I have an algorithm in which I will run a DFS(Depth First Search) but if DFS finds $t$ then it will not change the color(from white to grey) of any of the nodes which comes in the path $s \rightsquigarrow t$ so that if this is the subpath of any other path then also DFS goes through this subpath again.For example consider the adjacency list where we need to find the number of paths from $p$ to $v$.
$$\begin{array}{|c|c c c|} \hline p &o &s &z \\ \hline o &r &s &v\\ \hline s &r \\ \hline r &y \\ \hline y &v \\ \hline v &w \\ \hline z & \\ \hline w &z \\ \hline \end{array}$$ Here DFS will start with $p$ and then lets say it goes to $p \rightsquigarrow z$ since it doesnot encounter $v$ DFS will run normally.Now second path is $psryv$ since it encounter $v$ we will not change the color of vertices $s,r,y,v$ to grey.Then the path $pov$ since color of $v$ is still white.Then the path $posryv$ since color of $s$ is white and similarly of path $poryv$.Also a counter is maintained which get incremented when $v$ is encountered.

Is my algorithm correct? if not, what modifications are needed to make it correct or any other approaches will be greatly appreciated.

Note:Here I have considered the DFS algorithm which is given in the book "Introduction to algorithms by Cormen" in which it colors the nodes according to its status.So if the node is unvisited , unexplored and explored then the color will be white,grey and black respectively.All other things are standard.

Answer 1

Your current implementation will compute the correct number of paths in a DAG. However, by not marking paths it will take exponential time. For example, in the illustration below, each stage of the DAG increases the total number of paths by a multiple of 3. This exponential growth can be handled with dynamic programming.

Computing the number of $s$-$t$ paths in a DAG is given by the recurrence, $$\text{Paths}(u) = \begin{cases} 1 & \text{if } u = t \\ \sum_{(u,v) \in E} \text{Paths}(v) & \text{otherwise.}\\ \end{cases}$$

A simple modification of DFS will compute this given as

def dfs(u, t):
    if u == t:
        return 1
    else:
        if not u.npaths:
            # assume sum returns 0 if u has no children
            u.npaths = sum(dfs(c, t) for c in u.children)
        return u.npaths

It is not difficult to see that each edge is looked at only once, hence a runtime of $O(V + E)$.

Answer 2

You only need to notice that the number of paths from one node to the target node is the sum of the number of paths from its children to the target. You know that this algorithm will always stop because your graph doesn't have any cycles.

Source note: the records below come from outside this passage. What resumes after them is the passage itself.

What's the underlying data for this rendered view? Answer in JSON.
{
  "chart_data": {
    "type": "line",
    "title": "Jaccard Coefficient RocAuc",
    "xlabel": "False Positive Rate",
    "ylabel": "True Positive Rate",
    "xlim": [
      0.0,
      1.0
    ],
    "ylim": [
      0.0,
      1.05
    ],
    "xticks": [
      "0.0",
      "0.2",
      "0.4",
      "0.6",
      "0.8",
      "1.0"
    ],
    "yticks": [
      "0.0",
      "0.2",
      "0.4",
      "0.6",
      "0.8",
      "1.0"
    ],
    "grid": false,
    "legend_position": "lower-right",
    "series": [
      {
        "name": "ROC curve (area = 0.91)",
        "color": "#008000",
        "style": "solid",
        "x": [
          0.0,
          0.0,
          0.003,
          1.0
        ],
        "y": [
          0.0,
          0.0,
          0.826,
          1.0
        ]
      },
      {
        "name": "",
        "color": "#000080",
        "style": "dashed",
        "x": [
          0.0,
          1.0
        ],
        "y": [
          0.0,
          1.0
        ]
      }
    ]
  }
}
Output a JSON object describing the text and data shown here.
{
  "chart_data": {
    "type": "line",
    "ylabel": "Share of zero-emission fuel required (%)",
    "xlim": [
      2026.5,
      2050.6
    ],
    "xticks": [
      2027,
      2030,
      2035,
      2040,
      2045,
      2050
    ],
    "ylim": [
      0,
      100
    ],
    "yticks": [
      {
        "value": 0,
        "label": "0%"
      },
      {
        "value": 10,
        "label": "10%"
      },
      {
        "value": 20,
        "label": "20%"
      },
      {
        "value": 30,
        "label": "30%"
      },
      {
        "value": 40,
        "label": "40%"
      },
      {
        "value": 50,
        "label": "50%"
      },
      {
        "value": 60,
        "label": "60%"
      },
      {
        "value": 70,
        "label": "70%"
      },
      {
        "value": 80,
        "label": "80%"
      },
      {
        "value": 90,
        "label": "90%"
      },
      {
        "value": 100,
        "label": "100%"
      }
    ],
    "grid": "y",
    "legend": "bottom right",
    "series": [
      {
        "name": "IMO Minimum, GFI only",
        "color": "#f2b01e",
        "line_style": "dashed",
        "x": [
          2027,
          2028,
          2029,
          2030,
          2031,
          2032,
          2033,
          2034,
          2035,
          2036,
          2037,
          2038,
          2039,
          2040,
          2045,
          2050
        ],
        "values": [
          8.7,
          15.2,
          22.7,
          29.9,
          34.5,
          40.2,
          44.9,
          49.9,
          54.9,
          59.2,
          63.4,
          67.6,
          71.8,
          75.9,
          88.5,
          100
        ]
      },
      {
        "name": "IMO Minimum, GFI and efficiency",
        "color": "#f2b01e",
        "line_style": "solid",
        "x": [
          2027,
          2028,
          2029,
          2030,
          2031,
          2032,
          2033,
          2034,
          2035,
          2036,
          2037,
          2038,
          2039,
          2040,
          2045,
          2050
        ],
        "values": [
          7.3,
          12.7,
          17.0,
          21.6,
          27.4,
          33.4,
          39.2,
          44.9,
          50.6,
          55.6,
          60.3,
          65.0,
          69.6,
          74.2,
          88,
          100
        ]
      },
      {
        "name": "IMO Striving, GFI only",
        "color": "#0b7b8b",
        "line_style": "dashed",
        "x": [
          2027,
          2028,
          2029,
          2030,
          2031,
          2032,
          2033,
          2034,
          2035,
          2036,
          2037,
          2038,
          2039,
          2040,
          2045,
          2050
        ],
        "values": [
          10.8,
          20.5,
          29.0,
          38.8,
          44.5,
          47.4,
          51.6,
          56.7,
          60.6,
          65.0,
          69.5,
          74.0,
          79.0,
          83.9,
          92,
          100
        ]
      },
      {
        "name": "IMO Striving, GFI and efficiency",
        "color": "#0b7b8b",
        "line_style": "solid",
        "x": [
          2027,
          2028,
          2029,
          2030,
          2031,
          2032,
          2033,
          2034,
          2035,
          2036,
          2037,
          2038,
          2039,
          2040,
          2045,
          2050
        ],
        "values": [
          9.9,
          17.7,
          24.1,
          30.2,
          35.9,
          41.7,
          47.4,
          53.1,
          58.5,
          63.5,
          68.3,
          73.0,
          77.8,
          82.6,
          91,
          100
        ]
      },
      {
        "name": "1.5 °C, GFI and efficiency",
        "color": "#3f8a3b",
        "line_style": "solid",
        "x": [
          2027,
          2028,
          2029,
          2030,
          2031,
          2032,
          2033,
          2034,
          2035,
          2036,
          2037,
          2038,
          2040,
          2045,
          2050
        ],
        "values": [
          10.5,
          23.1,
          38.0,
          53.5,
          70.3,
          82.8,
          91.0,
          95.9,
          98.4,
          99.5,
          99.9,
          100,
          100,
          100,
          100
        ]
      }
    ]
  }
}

Now, if you save the number of paths from one node to the target as you visit the nodes, the time complexity becomes linear in the number of vertices and memory linear in the number of nodes.

Answer 3

As Nicholas' answer mentioned, you can use a top-down recursive approach, and use memoïzation to prevent solving overlapping subproblems. However, you can also use a bottom-up approach, which counts the number of paths to the target from all nodes in the graph, with the same complexity of $O(V+E)$.

def dfs(G, s, t):
    fifo = Queue()
    fifo.put(s)
    n_paths = [0] * len(G.V)
    n_paths[s] = 1
    while not fifo.empty():
        current = fifo.get()
        for p in G.parents(current):
            n_paths[p] += n_paths[current]
            if not p.already_visited:
                fifo.put(p)
                p.already_visited = True
    return n_paths[t]

Answer 4

The number of paths between any two vertices in a DAG can be found using adjacency matrix representation.

Suppose A is the adjacency matrix of G. Taking Kth power of A after adding identity matrix to it, gives the number of paths of length <=K.

Since the max length of any simple path in a DAG is |V|-1, calculating |V|-1 th power would give number of paths between all pairs of vertices.

Calculating |V|-1 th power can be done by doing log(|V|-1) muliplications each of TC: |V|^2.